How much digital time is too much for our children? Well, it seems to depend on who you ask. We've all been in homes where the tv serves as constant background noise or worse: a virtual babysitter. While the American Academy of Pediatrics (AAP) recommends children older than 2 should watch no more than 1 to 2 hours, our pediatrician realizes that 2 hours per day is tough for some parents to enforce. While the Mayo Clinic has specific to reducing screen time, screen time is now competing with education gone digital.
Screen Time Should be More than Lesisure
With increasing time on multitude of digital devices – from smart phones to pricy ipads and handheld game systems and literacy websites such as Big Universe, screen time is no longer relegated to just watching tv and gaming. Concerns need to be weighed against educational benefit -- and literacy experts are questioning this with the goal of increasing active learning and literacy.
A report by The Campaign for Grade-Level Reading, a “collaborative effort by foundations, nonprofit partners, states and communities across the nation,” Pioneering Literacy in the Digital Wild West: Empowering Parents and Educators cites a “digital divide” – with “more than 30 percent of households” not owning a basic computer.

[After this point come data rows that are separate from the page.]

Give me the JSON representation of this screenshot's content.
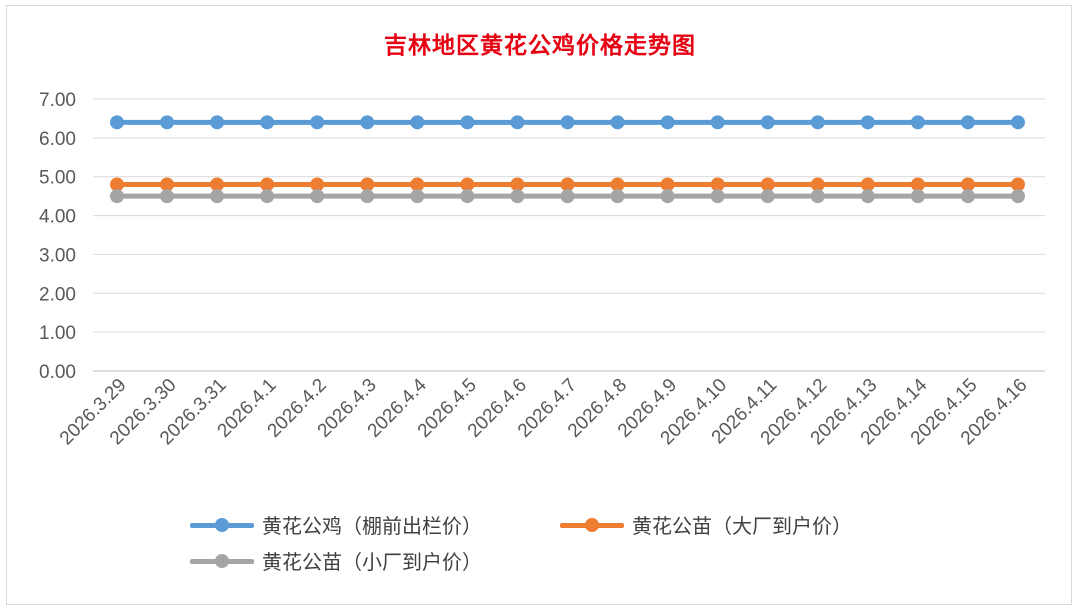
{
  "chart_data": {
    "type": "line",
    "title": "吉林地区黄花公鸡价格走势图",
    "x": [
      "2026.3.29",
      "2026.3.30",
      "2026.3.31",
      "2026.4.1",
      "2026.4.2",
      "2026.4.3",
      "2026.4.4",
      "2026.4.5",
      "2026.4.6",
      "2026.4.7",
      "2026.4.8",
      "2026.4.9",
      "2026.4.10",
      "2026.4.11",
      "2026.4.12",
      "2026.4.13",
      "2026.4.14",
      "2026.4.15",
      "2026.4.16"
    ],
    "ylim": [
      0,
      7
    ],
    "yticks": [
      "0.00",
      "1.00",
      "2.00",
      "3.00",
      "4.00",
      "5.00",
      "6.00",
      "7.00"
    ],
    "grid": true,
    "legend_position": "bottom",
    "series": [
      {
        "name": "黄花公鸡（棚前出栏价）",
        "color": "#5b9bd5",
        "values": [
          6.4,
          6.4,
          6.4,
          6.4,
          6.4,
          6.4,
          6.4,
          6.4,
          6.4,
          6.4,
          6.4,
          6.4,
          6.4,
          6.4,
          6.4,
          6.4,
          6.4,
          6.4,
          6.4
        ]
      },
      {
        "name": "黄花公苗（大厂到户价）",
        "color": "#ed7d31",
        "values": [
          4.8,
          4.8,
          4.8,
          4.8,
          4.8,
          4.8,
          4.8,
          4.8,
          4.8,
          4.8,
          4.8,
          4.8,
          4.8,
          4.8,
          4.8,
          4.8,
          4.8,
          4.8,
          4.8
        ]
      },
      {
        "name": "黄花公苗（小厂到户价）",
        "color": "#a5a5a5",
        "values": [
          4.5,
          4.5,
          4.5,
          4.5,
          4.5,
          4.5,
          4.5,
          4.5,
          4.5,
          4.5,
          4.5,
          4.5,
          4.5,
          4.5,
          4.5,
          4.5,
          4.5,
          4.5,
          4.5
        ]
      }
    ]
  }
}
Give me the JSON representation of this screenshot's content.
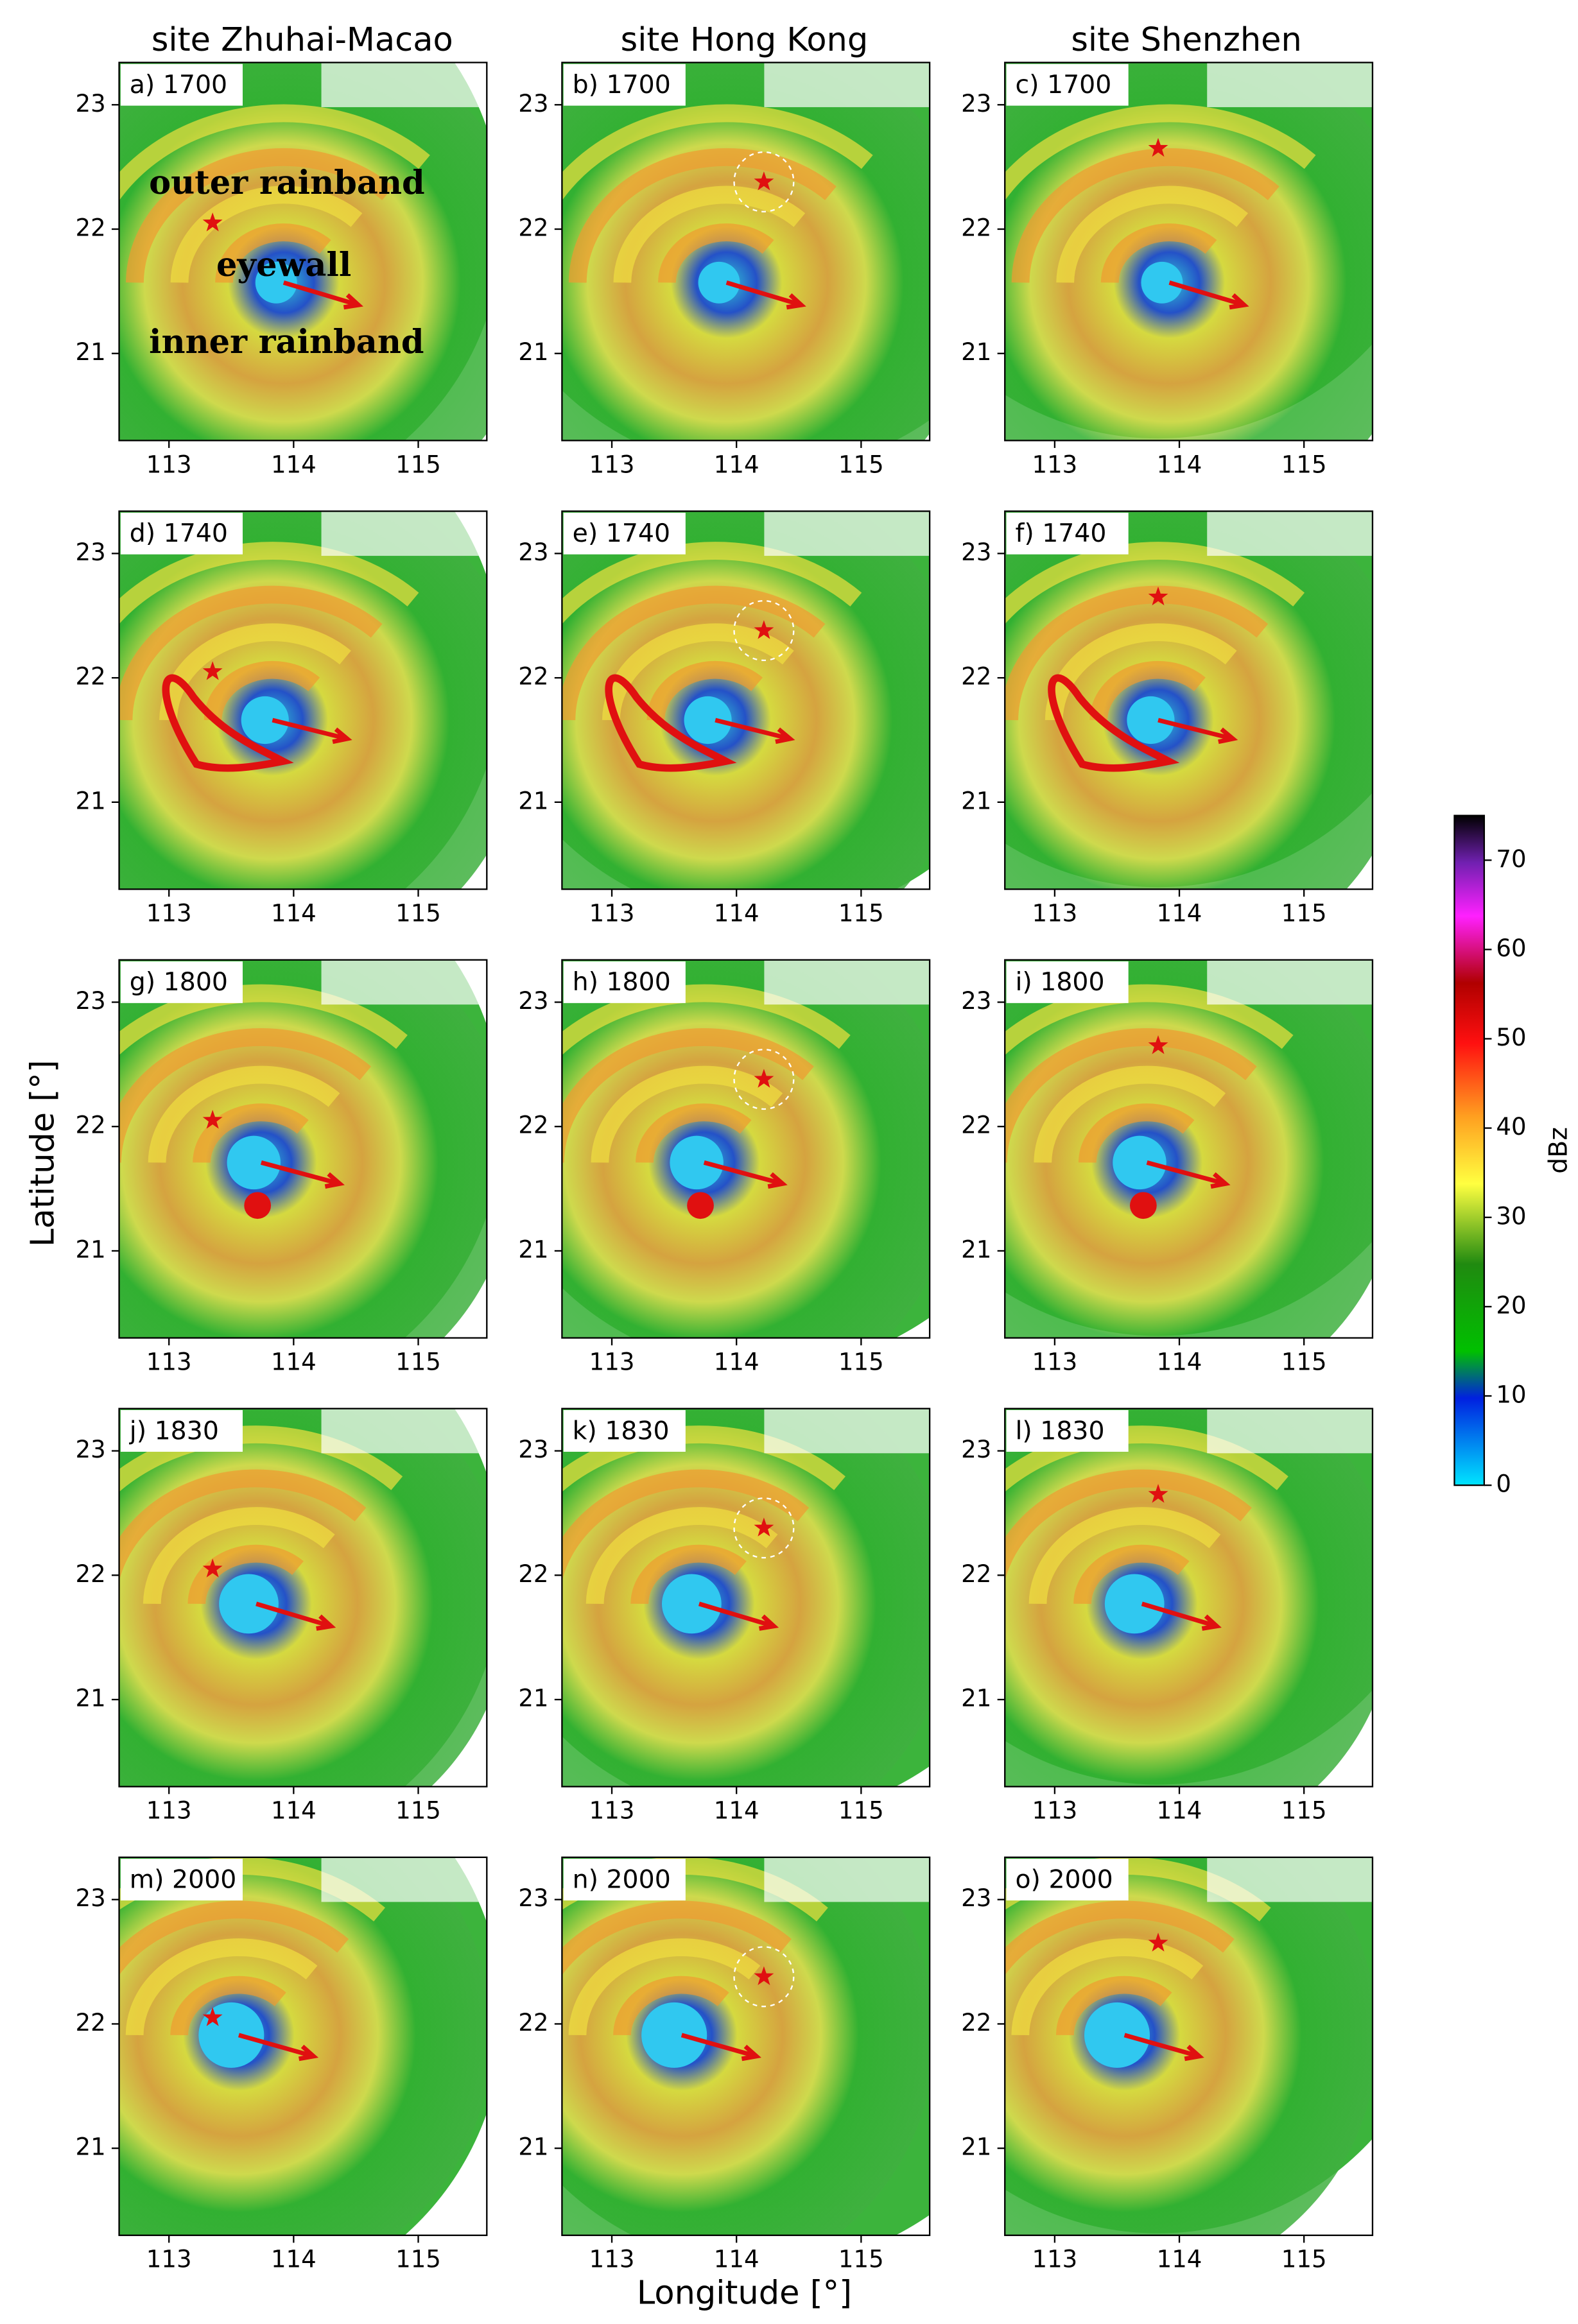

And now an “app gap” (those with no access to apps and mobile devices) and a screen "participation gap” (between parents and children) is increasing. While many parents sit by a child who is randomly clicking on a computer screen, we need to use screen time as an opportunity to increase learning. The Campaign calls for us – parents and teachers – to harness new technology “to further, not stymie, their language and literacy development” (6).
How do Digital Mediums Increase Learning?
Calling for tech-based products, from ebooks to games, to go beyond phonics and word recognition we need our youth to reach letter writing, sight-word recognition and comprehension goals, and parents should seek websites that provide effectiveness studies (9). The study's recommendations call for increased research on how “well-deployed digital media can promote new skills, raise achievement” while uniting students, parents and teachers to close gaps and innovate literacy and learning science (17). Our children, “digital natives,” need us to help them navigate interfaces, evaluate information, and be productive with their tech skills” (18-19). We owe it to our children to be tech savvy and help them do more than use digital means for just recreation – we can use digital media to begin “building the next generation’s reading skills” (21).